17-13.報告
私はノアちゃんとセレネに家事を任せて、
挨拶周りに出ていた。
本当は全員で来たかったけど、
今度ゆっくりできる時にしよう。
これから暫くはある程度余裕があるのだから。
そもそも今日はもうあまり働きたくないし。
なんだったら二、三日は引き籠もっていたいくらいだ。
まあ、流石にそこまでの余裕はないだろうけど。
ともかく、最低限必要なことだけ済ませて家でゆっくりしよう。
とりあえず、
自宅に戻ったことは早めに知らせておく必要があるだろう。
ギルドが情報を一番早く得られるのは間違いないし。
ついでに他の所にも伝えておくことにする。
まずはへパス爺さんの店に来た。
爺さんにこの町に戻った事と、
予備として頼んだ指輪を受け取りに来た事を伝える。
『これが私の!』
「今度はノアも連れてこい。
そろそろノアの装備も見てやらにゃあならんじゃろう」
「可愛い孫娘にも会いたいしね」
「うるさいわい。
何時までも油売っとらんで早く用事を済ませて帰ってやれ」
「ありがとう。またくるわ」
「おう」
次はギルドに行く。
「ギルド長いる?」
「アルカ。久しぶりね。
元気そうで良かったわ」
「二ヶ月くらい前にも来たじゃない」
「前はもう少し小まめに連絡くれたじゃない」
「ああ。そっかエイミーには理由まで話してなかったわね。
事が事だけにギルド長も無闇に話せなかったわよね。
私、力を失ってたから気軽に移動できなかったのよ」
「ええ!大丈夫なの!?」
「うん。もう完全復活したわ。
なんなら前よりずっと強くなったもの」
「そう。それは良かったわ。
それじゃあ、その指輪のこと詳しく教えてもらおうかしら。
まさかお姉ちゃんに結婚相手の紹介が出来ないなんて言わないわよね?」
「あはは。ちょっとギルド長も忙しいみたいだしまた今度来ようかな~」
「俺が何だって?
まあ、そう言わずに奥に行こうじゃねえか。
エイミー。

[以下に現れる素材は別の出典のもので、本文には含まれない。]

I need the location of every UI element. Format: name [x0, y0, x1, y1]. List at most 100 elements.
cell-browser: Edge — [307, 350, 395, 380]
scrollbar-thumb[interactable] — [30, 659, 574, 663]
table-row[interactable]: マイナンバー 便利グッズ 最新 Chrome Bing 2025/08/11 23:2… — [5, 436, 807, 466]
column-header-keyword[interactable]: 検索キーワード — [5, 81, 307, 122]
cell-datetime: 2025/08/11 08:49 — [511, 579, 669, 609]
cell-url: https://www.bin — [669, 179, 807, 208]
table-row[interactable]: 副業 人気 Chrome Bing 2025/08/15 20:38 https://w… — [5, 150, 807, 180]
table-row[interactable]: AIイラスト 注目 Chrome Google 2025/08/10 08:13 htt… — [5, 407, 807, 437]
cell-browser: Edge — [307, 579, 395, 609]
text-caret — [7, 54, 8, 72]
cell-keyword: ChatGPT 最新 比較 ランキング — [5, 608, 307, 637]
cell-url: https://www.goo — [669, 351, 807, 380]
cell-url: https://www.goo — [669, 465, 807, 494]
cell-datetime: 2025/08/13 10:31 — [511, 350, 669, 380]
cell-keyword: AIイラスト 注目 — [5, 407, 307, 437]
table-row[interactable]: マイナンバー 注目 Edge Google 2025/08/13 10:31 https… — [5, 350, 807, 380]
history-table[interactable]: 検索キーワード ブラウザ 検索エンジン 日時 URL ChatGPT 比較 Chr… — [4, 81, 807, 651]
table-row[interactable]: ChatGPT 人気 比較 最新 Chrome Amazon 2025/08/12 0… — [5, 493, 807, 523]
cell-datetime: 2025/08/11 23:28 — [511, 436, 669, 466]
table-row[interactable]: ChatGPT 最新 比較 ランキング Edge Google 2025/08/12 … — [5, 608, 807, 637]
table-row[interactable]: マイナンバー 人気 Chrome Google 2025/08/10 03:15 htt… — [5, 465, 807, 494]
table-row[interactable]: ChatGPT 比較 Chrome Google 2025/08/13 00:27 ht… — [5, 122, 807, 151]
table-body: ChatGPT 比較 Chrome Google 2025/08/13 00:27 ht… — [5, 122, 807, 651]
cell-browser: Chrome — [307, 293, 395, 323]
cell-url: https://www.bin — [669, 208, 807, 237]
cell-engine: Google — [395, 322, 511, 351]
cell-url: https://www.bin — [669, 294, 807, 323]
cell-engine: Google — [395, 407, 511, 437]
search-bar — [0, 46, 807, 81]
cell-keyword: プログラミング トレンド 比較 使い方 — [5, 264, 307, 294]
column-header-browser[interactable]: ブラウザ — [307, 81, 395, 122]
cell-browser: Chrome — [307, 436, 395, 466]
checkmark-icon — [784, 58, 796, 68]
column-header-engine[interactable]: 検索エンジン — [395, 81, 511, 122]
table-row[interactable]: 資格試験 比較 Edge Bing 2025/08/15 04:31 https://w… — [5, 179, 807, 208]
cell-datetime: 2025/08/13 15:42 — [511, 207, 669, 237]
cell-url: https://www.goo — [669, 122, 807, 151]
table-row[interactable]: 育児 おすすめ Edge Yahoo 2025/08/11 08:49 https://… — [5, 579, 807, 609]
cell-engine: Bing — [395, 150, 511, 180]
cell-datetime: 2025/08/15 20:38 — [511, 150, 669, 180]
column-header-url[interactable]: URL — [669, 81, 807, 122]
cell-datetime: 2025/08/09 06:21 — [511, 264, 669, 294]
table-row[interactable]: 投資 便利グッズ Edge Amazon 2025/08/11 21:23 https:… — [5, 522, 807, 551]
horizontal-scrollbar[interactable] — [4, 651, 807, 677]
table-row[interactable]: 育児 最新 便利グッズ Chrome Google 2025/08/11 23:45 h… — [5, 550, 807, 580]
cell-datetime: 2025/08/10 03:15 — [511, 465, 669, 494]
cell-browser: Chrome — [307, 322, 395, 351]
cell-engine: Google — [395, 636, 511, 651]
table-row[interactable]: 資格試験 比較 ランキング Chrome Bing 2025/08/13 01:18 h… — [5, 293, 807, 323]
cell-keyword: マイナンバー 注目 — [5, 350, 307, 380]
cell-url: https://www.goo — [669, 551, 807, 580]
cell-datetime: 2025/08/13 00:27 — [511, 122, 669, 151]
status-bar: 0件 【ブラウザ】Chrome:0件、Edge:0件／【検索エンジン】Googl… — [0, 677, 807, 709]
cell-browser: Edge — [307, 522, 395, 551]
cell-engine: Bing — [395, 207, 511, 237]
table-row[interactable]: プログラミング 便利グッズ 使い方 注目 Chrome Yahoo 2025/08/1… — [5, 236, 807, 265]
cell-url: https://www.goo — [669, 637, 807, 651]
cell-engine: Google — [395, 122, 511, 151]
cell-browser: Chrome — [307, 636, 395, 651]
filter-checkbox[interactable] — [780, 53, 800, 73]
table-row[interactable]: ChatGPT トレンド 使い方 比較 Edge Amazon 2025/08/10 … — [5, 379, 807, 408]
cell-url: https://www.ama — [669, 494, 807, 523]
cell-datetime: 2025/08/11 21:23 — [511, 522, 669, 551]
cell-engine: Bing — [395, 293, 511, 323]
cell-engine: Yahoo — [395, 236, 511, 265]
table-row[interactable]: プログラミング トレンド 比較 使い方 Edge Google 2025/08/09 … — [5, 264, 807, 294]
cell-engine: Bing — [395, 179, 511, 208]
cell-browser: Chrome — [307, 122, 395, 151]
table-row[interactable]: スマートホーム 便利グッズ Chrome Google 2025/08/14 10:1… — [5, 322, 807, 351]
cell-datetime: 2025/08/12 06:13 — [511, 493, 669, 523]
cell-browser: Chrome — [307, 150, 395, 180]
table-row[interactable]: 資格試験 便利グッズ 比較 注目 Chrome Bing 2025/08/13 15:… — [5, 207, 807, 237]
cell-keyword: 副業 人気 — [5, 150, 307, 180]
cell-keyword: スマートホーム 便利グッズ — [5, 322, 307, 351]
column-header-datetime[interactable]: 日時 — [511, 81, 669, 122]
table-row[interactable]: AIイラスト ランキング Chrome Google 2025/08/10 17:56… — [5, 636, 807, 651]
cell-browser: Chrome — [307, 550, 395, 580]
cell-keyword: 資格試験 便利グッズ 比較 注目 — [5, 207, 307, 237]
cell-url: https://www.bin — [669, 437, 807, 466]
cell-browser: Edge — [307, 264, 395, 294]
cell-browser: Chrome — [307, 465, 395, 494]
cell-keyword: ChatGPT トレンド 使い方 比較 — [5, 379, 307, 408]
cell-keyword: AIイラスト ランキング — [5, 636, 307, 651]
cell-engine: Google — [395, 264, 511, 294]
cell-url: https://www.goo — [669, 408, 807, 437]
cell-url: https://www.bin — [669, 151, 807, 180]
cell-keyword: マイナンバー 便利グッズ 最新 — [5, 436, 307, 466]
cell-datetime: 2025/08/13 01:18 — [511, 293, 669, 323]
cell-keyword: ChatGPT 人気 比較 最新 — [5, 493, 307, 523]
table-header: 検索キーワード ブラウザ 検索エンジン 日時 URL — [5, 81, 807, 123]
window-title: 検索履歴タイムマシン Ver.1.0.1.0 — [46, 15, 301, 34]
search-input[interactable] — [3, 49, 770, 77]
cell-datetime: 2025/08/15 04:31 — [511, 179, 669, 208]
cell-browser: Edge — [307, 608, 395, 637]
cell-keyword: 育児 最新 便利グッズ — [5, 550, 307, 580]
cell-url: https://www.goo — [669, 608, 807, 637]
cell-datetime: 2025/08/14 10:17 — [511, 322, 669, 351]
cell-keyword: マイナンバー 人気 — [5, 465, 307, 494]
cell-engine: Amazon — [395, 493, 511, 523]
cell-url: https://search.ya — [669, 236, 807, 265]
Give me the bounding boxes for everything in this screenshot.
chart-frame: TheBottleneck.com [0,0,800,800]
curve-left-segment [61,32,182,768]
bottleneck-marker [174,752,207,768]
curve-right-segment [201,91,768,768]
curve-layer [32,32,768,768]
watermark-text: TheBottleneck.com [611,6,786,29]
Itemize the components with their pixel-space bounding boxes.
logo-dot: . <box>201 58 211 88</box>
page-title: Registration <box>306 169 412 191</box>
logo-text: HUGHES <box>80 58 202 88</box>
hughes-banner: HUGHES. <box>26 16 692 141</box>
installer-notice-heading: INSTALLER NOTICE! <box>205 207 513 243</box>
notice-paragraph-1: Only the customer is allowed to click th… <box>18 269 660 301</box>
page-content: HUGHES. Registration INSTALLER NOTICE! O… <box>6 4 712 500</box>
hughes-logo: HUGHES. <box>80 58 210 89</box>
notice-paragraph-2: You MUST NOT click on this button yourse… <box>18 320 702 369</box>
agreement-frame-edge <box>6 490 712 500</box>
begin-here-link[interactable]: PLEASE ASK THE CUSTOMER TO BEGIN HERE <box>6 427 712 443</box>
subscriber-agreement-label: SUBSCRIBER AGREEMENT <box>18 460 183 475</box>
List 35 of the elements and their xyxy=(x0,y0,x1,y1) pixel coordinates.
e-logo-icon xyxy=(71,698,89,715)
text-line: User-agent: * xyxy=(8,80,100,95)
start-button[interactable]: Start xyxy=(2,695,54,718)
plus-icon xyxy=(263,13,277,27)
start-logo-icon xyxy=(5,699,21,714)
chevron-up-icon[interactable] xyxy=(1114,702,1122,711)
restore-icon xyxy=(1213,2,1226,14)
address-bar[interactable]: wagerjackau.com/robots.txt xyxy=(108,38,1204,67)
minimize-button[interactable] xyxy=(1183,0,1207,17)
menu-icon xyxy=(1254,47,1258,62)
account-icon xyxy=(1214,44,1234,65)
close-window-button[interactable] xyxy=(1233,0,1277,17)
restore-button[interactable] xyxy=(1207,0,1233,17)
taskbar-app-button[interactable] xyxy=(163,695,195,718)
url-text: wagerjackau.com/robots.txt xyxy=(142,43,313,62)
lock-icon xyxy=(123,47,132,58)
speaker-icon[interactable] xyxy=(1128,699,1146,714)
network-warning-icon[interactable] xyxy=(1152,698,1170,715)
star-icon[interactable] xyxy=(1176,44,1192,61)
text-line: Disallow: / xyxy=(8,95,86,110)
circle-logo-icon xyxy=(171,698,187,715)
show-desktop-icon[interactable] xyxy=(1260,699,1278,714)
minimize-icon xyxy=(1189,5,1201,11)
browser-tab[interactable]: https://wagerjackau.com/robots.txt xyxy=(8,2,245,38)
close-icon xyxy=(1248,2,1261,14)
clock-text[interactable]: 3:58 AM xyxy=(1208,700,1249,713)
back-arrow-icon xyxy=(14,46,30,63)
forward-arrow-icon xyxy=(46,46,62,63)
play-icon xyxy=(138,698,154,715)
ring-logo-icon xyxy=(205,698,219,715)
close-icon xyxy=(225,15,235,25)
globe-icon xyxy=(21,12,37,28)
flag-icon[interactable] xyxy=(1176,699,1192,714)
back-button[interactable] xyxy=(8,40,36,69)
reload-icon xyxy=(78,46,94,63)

受付は他に任せてお前も来い。
ゆっくり話をしたいだろうしな」
「ありがとうございます。
さあ、行きましょうアルカ」
「待って!ちょっと心の準備させて!」
「往生際が悪いわよ。
ここまで来ておいて何で準備ができていないの?
そういう所は皆にも叱られてるのでしょう?
早く直しなさい」
「セレネみたいな事言わないで!」
私はエイミーとギルド長に引きずられて、
ギルド内の一室で詰められた。
「はぁ~。
どこで教育を間違えたのかしら。
保護者として情けないわ」
「まったく。
だらしない奴だとは思ってたが、
本当に大切なことは守り通すとも思っていたのだが」
「面目次第もございません・・・」
「今度時間を頂戴。
正直受け入れがたい気持ちが大きいけど、
アルカとあの子達の事だもの。
ちゃんと祝福させてね」
「エイミー・・・ありがとう!」
「お前も甘やかし過ぎじゃないのか?」
「かもしれないですね。
それでも可愛い妹の事ですから」
「まったくどいつもこいつも・・・」
「ギルド長は祝福してくれないの?」
「出来るわけ無いだろう!
調子に乗るな!
だいたいお前はSランク冒険者の立場を何だと・・・」
そのまま少しギルド長に説教された。
まあ、知れ渡ったら外聞が悪いのは間違いない。
そもそも私には敵が多いのだ。
本部内にもいる敵にいらぬ口実を与えかねない。
なんせ相手が未成年かつ自分の娘として育てていた子達だ。
日本なら犯罪者として扱われる事だろう。
単にこの世界にその法律が無いだけで、
普通に認識は変わらない。
まあ、成人年齢が十五歳なのでそこだけは違うけど。
まあ、ともかく、
一般社会から見たら私は犯罪者同然だ。
しかもギルドの冒険者だ。
雇用先の幹部が認めてくれるわけがない。
個人的な感情はともかくとして。
ギルド長はさんざん叱りつけたあと、
一言だけ付け足した。
「まあ、ともかく幸せにやれ」
やっぱりお父さんはツンデレさんだ。
思わずエイミーと一緒に吹き出して、
ギルド長に追われるようにギルドを後にした。